Pittsburgh Post-Gazette – Mar 28, 1992
MOSCOW (AP) — A passenger plane evacuating wounded women and children from Nagorno-Karabakh was hit by a heat-seeking missile fired from Azerbaijan yesterday, news reports said, but the pilot landed the burning jet safely. The attack on the blue and white Aeroflot jet came as the two former Soviet republics agreed to extend for two weeks a cease-fire in the disputed region until peace talks can start, officials in both states said.
The cease fire, brokered by Iran, began March 20 to allow UN special envoy Cyrus Vance to visit the region.

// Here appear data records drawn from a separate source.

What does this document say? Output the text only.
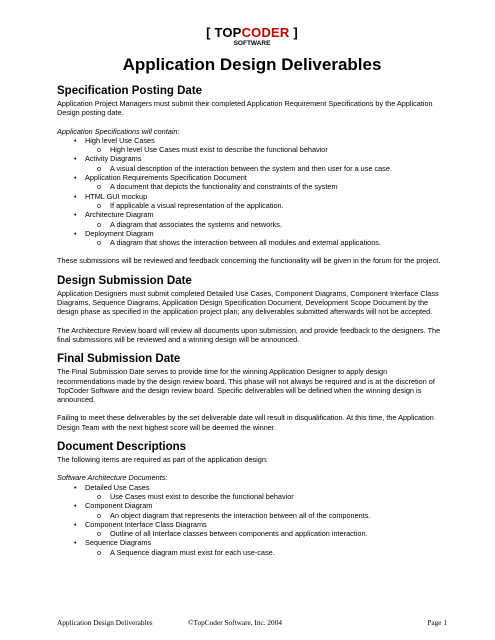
[ TOPCODER ]
SOFTWARE
Application Design Deliverables
Specification Posting Date

Application Project Managers must submit their completed Application Requirement Specifications by the Application Design posting date.

Application Specifications will contain:

• High level Use Cases
o High level Use Cases must exist to describe the functional behavior
• Activity Diagrams
o A visual description of the interaction between the system and then user for a use case.
• Application Requirements Specification Document
o A document that depicts the functionality and constraints of the system
• HTML GUI mockup
o If applicable a visual representation of the application.
• Architecture Diagram
o A diagram that associates the systems and networks.
• Deployment Diagram
o A diagram that shows the interaction between all modules and external applications.

These submissions will be reviewed and feedback concerning the functionality will be given in the forum for the project.

Design Submission Date

Application Designers must submit completed Detailed Use Cases, Component Diagrams, Component Interface Class Diagrams, Sequence Diagrams, Application Design Specification Document, Development Scope Document by the design phase as specified in the application project plan; any deliverables submitted afterwards will not be accepted.

The Architecture Review board will review all documents upon submission, and provide feedback to the designers. The final submissions will be reviewed and a winning design will be announced.

Final Submission Date

The Final Submission Date serves to provide time for the winning Application Designer to apply design recommendations made by the design review board. This phase will not always be required and is at the discretion of TopCoder Software and the design review board. Specific deliverables will be defined when the winning design is announced.

Failing to meet these deliverables by the set deliverable date will result in disqualification. At this time, the Application Design Team with the next highest score will be deemed the winner.

Document Descriptions

The following items are required as part of the application design:

Software Architecture Documents:

• Detailed Use Cases
o Use Cases must exist to describe the functional behavior
• Component Diagram
o An object diagram that represents the interaction between all of the components.
• Component Interface Class Diagrams
o Outline of all Interface classes between components and application interaction.
• Sequence Diagrams
o A Sequence diagram must exist for each use-case.
Application Design Deliverables	©TopCoder Software, Inc. 2004	Page 1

The Yak-40 Aeroflot jet of Armenia’s fleet had just taken off from Stepanakert, the capital of Nagorno-Karabakh, when it was hit by the missile fired from the Kelbadzhar district of Azerbaijan, said Mikit Kazaryan, a spokesman for the Armenian Mission in Moscow. The plane was en route to the Armenian capital, Yerevan.
Kazaryan and the Armenpress news agency reported that the missile did not explode, but damaged an engine on the plane’s tail. The pilot was able to shut the engine down and land safely in Yerevan on two engines.
Commonwealth television showed the tail engine’s metal skin torn away and twisted. Several small holes also could be seen in the fuselage.
The damaged jet landed “only due to the pilot’s extraordinary skills,” the ITAR-Tass news agency said. It said firefighters at Yerevan’s airport put out a fire that threatened the aircraft, and some passengers suffered minor injuries. The plane had been evacuating wounded women and children from Stepanakert, the Interfax news agency reported.
Despite the Nagorno-Karabakh truce, the two sides have shelled each other practically every day. ITAR-Tass said the towns of Martuni and Dashusen were hit by artillery fire yesterday, and five other villages were shelled overnight.